Milletin sorunları günden güne artarken…

Devletin sorunları ötelenerek yarınlara aktarılırken…

Vatan toprağı, yurttan ve cihandan kimi göz doymazlar tarafından:

Göl göl kurutulup… Nehir nehir kirletilirken..

Denizlerimizin kıyısına, başta yandaşlar olmak üzere…

Nice rantçılar beton döşeyip…

Deniz doğamızla kıyıdan yararlanma hakkımızı gasp ederken…

Kimi kaz kaz kazarak ormanlarımızı yolup kelleştirmekte…

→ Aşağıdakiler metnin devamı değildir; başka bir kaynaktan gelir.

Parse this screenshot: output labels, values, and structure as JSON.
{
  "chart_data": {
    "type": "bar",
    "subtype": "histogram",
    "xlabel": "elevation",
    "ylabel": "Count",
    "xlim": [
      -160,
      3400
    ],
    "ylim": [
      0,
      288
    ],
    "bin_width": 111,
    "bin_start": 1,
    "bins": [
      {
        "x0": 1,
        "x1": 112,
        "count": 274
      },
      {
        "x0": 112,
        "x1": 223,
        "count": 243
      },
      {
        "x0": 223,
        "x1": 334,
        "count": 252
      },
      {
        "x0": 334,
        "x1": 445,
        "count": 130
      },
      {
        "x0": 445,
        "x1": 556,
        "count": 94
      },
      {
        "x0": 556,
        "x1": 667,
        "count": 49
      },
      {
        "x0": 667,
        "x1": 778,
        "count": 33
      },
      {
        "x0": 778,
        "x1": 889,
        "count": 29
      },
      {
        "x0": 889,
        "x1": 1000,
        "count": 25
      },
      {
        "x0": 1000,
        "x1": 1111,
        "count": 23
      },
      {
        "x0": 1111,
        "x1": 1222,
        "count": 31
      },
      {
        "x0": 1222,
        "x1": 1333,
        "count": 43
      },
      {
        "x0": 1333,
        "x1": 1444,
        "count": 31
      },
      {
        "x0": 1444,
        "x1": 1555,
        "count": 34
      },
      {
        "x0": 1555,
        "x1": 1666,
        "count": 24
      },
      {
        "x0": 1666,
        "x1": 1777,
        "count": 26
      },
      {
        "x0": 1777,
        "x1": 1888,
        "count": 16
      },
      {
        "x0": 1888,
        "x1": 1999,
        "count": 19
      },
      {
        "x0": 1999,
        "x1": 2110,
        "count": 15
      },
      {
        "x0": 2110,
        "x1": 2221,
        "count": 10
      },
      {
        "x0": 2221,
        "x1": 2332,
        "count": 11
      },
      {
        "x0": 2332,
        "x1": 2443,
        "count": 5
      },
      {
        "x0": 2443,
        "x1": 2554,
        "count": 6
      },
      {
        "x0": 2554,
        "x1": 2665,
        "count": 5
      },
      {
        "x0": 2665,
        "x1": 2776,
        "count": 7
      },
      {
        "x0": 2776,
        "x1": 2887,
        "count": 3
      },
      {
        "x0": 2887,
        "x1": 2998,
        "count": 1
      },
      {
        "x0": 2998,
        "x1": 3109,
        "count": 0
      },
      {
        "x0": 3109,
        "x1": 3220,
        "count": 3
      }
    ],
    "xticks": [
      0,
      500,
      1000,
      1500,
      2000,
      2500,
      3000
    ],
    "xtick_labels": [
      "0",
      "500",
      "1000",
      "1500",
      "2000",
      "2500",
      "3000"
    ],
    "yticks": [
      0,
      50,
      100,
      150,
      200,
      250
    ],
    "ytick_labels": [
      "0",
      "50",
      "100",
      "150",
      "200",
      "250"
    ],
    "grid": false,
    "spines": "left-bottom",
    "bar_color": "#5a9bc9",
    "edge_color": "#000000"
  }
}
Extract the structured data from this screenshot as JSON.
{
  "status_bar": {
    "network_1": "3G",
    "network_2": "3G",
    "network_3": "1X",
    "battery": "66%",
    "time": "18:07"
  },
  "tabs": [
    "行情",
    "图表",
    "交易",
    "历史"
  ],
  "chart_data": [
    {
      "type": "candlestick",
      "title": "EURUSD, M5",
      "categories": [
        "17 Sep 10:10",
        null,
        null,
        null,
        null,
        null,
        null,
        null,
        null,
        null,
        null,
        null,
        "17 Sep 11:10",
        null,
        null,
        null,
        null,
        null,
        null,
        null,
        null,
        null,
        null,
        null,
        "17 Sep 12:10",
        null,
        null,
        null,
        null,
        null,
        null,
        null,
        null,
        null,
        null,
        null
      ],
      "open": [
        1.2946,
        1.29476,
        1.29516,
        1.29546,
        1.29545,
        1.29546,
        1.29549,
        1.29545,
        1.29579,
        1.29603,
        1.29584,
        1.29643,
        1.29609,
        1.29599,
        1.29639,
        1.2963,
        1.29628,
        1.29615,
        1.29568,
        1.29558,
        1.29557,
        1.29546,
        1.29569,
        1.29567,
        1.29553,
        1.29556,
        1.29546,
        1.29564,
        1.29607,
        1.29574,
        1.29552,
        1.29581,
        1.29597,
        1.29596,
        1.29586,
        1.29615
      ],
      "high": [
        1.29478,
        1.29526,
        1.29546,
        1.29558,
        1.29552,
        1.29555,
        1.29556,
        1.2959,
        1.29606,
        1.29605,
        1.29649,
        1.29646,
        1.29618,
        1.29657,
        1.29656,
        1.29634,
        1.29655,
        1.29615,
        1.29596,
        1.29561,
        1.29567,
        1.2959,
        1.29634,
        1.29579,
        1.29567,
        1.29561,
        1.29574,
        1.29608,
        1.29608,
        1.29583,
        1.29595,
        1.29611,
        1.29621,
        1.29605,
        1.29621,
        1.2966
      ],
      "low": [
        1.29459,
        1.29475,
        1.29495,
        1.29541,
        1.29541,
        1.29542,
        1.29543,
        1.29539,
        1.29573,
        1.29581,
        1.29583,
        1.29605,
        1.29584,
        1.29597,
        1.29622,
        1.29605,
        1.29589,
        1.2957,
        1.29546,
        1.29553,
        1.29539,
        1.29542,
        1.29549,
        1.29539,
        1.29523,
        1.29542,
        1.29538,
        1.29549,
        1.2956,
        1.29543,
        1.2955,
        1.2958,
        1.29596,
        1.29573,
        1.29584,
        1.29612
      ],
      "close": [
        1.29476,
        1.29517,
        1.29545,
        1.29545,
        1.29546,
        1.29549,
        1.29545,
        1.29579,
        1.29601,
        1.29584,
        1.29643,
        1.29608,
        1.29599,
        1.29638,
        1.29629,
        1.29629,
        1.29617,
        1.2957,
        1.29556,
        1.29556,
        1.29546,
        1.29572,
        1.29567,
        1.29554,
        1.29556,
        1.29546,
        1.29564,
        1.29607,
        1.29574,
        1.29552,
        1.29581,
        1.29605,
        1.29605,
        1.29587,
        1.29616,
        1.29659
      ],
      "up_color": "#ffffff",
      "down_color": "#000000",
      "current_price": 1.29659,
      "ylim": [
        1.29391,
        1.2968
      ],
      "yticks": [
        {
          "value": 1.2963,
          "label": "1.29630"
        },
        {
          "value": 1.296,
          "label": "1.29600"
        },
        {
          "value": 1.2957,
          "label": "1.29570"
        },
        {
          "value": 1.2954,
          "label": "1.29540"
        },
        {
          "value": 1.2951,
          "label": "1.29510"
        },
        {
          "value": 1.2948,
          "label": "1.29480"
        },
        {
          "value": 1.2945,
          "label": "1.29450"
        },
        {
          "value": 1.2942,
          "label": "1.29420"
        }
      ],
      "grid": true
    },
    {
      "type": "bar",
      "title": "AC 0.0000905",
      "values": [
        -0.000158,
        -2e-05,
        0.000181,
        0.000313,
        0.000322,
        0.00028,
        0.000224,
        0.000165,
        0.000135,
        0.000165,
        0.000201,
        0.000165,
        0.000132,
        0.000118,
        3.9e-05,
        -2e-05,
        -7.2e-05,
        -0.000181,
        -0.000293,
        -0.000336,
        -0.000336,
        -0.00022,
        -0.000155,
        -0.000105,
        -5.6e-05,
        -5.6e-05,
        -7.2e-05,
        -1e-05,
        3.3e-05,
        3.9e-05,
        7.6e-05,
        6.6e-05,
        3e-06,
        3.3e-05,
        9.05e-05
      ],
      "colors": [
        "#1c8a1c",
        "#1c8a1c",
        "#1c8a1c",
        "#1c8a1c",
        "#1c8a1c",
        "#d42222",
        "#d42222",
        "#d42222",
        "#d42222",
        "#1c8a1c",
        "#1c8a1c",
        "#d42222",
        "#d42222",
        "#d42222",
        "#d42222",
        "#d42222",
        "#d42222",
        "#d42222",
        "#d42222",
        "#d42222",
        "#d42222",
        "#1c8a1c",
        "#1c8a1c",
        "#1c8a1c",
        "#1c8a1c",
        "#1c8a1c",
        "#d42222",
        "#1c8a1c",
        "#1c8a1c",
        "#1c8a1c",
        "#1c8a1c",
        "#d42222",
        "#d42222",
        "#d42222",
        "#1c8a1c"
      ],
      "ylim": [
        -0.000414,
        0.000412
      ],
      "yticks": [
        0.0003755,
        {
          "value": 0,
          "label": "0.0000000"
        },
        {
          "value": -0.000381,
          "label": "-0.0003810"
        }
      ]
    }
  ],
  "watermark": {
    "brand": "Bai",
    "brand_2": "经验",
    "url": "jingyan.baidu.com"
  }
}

Kimi de vatan toprağına ihanet ederek, kendi kasasına para taşımaktadır!

Bu yurttan ve de dışarıdan işbaşı yapan hain doğa katliamcılarına:

İstedikleri yeri kazma…

İstedikleri yeri kirletme, kurutma ya da yok etme iznini veren…

Tam da ülkeyi yöneten siyasettir!

Memleket, yandaş TV’lerde güllük gülistanlık…

Acı gerçekler sahnesinde ise dayanılmaz bir istikrarsızlık manzarasındayken:

Ortada ne siyasal milliyetçiliği dar alanda yapanlar var…

Ne de her daim milliyetçi oturup…

Milliyetçi olarak kalkması gereken duyarlı vatandaşlar…

Siyasetçiler seyirci…

Millet seyirci…

Oysa milliyetçilik: Yeri ve zamanı geldiğinde, Milleti, Devleti ve Vatanı koruma güdüsüdür!

Ne herhangi grup ya da siyasal oluşumun tekelinde bir değerdir!

Ne de ulusal değerlerimiz elden giderken, oturup seyirci kalan bir değerdir!

Sahi, bu nasıl bir yöneten siyaset?

Sahi, bu nasıl bir milliyetçilik böyle?

Sanki memleketi yönetmeğe değil…

İçin için içinden eritmeğe gelmişler!

Sanki bu millete, ulusal değerlerin tek tek elden gitse de…

Öylece sus ve de seyirci kal demişler!

Öyle ya; Son 17 Yılda bu ülkede erimeyen ne kaldı ki…

Demokrasi, adalet, eğitim, ahlak, ekonomi ve de nice ulusal değerler…

Eridikçe eridi!

İşte bu anlaşılmaz siyaset:

Demokrasiyi rafa kaldırırken, adaleti güvensizleştiren…

Ekonomiyi üretimden düşürüp, tüketim ekonomisiyle işsizleri artıran…

Yabancı ülkelerden para istemek için el avuç açtıran…

Güvenilemeyen rakamlarla enflasyonu düşük gösterip:

Çalışanlarla tüm emeklilere az zam yaparak, onları daha da yoksullaştıran…

Tam anlamıyla sosyal barışla çalışma barışını günden güne aşındıran siyasettir!

Öyle bir anlaşılmaz siyaset ki…

Peki, ya halının altına süpürülen siyasal yanlışlara ne demeli?

Peki, o yanlışların bu ülkeye yurtta ve cihanda yazdırdığı acı ve de ağır faturalara ne demeli?

Demeli demeli… Demokratik ve de yasal haklara sığınarak demeli!

Çünkü ne susmalı ne de seyirci kalmalı MİLLLİYETÇİ MİLLİYETÇİ…

Çünkü…

12 Eylül mirası darbeli yaslardan kurtulup çağı yakalayacağımıza…

Sistem değişikliği yüzünden daha da geriye giden bu ülkede:

Meğer içten içe bir erime var!

Meğer ‘BEKA’ tehlikesi dışarıdan değil, bizden bize gelmiştir!

Yaşamsal haklarımız insan insan kaybolurken…

Devlet ciddiyeti herkese farklı yansırken…

Ülkemizin cennet doğası kurutulup…

Yeşil alanlarımız baltalanırken bizden bize gelmiştir!

Tarım arazileri terkedilip fabrikalar kapandıkça…

Üretmeyip dışarıdan aldıkça…

Askeri üretim yapan birimler bile satışa sunuldukça gelmiştir!

Ne şu güçlerden ne bu güçlerden ne de dış güçlerden gelmiştir!

Bu ülkenin ‘BEKA’ sorunu, tam da bizden bize gelmiştir!